Logo, quanto ao período anterior ao início de vigência da Lei nº 8.213/91, conta-se o tempo de serviço do trabalhador rural, independentemente do recolhimento das contribuições, mas não para efeito de carência e contagem recíproca, sendo que a expressão "trabalhador rural" deve ser entendida no seu sentido genérico, compreendendo o empregado rural e o rurícola que tenha exercido a atividade em regime de economia familiar.
No Superior Tribunal de Justiça se firmou entendimento no sentido de que o tempo de serviço do trabalhador rural, antes da Lei nº 8.213/91, para contagem recíproca, necessita do recolhimento das contribuições previdenciárias correspondentes ao período que se pretende reconhecer.

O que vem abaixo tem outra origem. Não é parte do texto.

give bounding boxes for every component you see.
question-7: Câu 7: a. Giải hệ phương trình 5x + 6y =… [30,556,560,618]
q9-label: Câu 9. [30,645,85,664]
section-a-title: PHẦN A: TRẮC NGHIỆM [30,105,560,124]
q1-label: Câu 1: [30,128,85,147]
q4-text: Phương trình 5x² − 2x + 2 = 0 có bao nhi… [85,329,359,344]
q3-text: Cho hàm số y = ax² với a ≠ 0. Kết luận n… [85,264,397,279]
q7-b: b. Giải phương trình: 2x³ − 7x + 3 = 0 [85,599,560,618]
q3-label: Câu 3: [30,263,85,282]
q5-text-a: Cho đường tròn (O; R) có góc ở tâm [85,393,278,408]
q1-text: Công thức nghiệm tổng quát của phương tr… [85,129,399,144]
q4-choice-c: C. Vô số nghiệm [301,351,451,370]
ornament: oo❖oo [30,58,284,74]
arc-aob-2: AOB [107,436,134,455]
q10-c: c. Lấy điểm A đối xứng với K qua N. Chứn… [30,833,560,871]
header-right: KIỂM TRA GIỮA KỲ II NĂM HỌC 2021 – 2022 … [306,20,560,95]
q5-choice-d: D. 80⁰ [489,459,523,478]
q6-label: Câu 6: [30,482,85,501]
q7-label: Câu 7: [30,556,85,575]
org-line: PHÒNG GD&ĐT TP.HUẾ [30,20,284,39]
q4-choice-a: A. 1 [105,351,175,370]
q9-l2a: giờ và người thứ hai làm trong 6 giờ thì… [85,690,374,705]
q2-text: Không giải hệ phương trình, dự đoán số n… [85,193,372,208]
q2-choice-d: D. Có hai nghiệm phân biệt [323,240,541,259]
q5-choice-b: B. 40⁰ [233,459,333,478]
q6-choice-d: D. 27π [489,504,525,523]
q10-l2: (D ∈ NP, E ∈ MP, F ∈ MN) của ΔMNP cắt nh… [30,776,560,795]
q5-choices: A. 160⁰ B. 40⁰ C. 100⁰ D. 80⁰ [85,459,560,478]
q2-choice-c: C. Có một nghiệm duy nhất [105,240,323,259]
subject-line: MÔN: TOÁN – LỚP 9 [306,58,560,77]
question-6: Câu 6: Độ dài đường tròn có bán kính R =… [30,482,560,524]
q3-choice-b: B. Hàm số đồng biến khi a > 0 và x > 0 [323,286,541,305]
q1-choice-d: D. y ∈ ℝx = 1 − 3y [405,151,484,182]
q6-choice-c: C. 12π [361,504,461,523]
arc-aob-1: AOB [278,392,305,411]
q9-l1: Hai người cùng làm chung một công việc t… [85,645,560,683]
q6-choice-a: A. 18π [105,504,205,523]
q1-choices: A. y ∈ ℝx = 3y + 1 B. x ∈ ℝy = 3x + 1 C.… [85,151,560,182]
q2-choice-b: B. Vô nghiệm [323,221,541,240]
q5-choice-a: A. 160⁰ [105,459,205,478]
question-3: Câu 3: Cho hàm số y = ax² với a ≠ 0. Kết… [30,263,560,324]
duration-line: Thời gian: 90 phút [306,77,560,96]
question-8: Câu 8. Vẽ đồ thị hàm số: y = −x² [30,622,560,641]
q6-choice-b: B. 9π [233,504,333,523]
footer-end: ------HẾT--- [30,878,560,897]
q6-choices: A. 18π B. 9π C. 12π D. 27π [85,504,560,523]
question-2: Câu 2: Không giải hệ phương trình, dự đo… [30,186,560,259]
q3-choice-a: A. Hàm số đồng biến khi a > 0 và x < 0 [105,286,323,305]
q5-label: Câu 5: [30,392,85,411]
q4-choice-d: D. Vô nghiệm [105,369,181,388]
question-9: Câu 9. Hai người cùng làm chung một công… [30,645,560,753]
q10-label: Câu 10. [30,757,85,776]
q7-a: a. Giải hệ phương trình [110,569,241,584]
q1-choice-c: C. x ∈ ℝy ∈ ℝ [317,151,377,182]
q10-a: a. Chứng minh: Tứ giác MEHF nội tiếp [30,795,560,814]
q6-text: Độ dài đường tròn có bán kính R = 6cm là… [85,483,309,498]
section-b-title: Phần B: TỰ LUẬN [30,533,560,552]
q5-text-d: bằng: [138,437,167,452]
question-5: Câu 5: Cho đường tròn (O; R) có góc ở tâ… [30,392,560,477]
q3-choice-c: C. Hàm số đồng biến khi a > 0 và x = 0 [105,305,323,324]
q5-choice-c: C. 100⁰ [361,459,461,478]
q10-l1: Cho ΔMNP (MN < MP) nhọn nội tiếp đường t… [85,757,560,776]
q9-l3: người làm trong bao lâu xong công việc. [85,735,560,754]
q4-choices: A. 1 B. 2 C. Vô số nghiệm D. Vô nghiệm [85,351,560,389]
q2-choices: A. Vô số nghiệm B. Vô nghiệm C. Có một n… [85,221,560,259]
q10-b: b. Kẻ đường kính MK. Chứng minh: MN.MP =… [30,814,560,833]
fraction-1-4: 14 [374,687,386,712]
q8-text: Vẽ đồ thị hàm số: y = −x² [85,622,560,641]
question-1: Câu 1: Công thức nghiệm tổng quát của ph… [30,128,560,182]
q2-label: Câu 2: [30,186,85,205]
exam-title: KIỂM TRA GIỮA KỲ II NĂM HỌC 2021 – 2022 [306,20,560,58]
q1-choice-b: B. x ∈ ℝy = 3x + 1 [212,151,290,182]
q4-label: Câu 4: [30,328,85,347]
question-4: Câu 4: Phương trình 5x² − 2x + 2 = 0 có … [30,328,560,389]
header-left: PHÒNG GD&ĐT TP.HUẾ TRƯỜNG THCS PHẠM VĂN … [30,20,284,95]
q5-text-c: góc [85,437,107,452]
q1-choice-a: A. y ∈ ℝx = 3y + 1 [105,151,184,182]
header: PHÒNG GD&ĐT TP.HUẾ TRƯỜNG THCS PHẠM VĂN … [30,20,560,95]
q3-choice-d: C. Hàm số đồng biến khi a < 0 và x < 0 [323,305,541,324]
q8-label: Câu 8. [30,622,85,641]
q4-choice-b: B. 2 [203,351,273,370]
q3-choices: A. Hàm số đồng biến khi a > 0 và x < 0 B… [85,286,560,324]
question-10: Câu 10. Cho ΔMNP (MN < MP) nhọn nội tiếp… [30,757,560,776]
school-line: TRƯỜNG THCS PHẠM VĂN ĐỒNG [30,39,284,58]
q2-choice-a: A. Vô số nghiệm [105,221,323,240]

Nesse sentido, vejam-se as seguintes ementas de julgados:
"PREVIDENCIÁRIO - RECURSO ESPECIAL - SERVIDOR PÚBLICO MUNICIPAL - CONTAGEM RECÍPROCA - ATIVIDADE RURAL - ART. 96, IV, DA LEI Nº 8.213/91 C/C ART. 202, § 2º DA CF - AUSÊNCIA DE COMPROVAÇÃO DO RECOLHIMENTO DAS CONTRIBUIÇÕES - AVERBAÇÃO DE TEMPO DE SERVIÇO - IMPOSSIBILIDADE.
1 - Nos termos constitucionais (art. 202, parág. 2º da CF) é assegurado, para fins de aposentadoria, a contagem recíproca do tempo de contribuição na Administração Pública e na atividade Privada, rural ou urbana. Contudo, o Pretório Excelso já asseverou que para contagem recíproca propriamente dita, isto é, aquela que soma o tempo de serviço público ao da atividade privada, não pode ser dispensada a prova de contribuição, pouco importando que determinada categoria profissional houvesse sido anteriormente dispensada de contribuir (ADIN nº 1.664, Rel. Ministro OCTÁVIO GALLOTTI, DJU de 19.12.1997).
2 - Precedentes desta Corte.
3 - Recurso conhecido e provido." (REsp nº 600661/SP, Relator Ministro JORGE SCARTEZZINI, j. 28/04/2004, DJ 02/08/2004, p. 535);
"AGRAVO REGIMENTAL EM RECURSO ESPECIAL. CONTAGEM RECÍPROCA DE TEMPO DE SERVIÇO. AVERBAÇÃO DE TEMPO DE SERVIÇO PRESTADO EM ATIVIDADE RURAL PARA FINS DE APOSENTADORIA NO SERVIÇO PÚBLICO. CONTRIBUIÇÃO. NECESSIDADE.
1. "1. "Para efeito de aposentadoria, é assegurada a contagem recíproca do tempo de contribuição na administração pública e na atividade privada, rural e urbana, hipótese em que os diversos sistemas de previdência social se compensarão financeiramente, segundo critérios estabelecidos em lei." (artigo 202, parágrafo 2º, da Constituição da República).
2. "(...) para a contagem recíproca corretamente dita, isto é, aquela que soma o tempo de serviço público ao de atividade privada, não pode ser dispensada a prova de contribuição, pouco importando - diante desse explícito requisito constitucional - que de, contribuir, houvesse sido, no passado, dispensada determinada categoria profissional, assim limitada, bem ou mal, quanto ao benefício de reciprocidade pela ressalva estatuída na própria Constituição." (ADIn nº 1.664/UF, Relator Ministro Octavio Gallotti, in DJ 19/12/97).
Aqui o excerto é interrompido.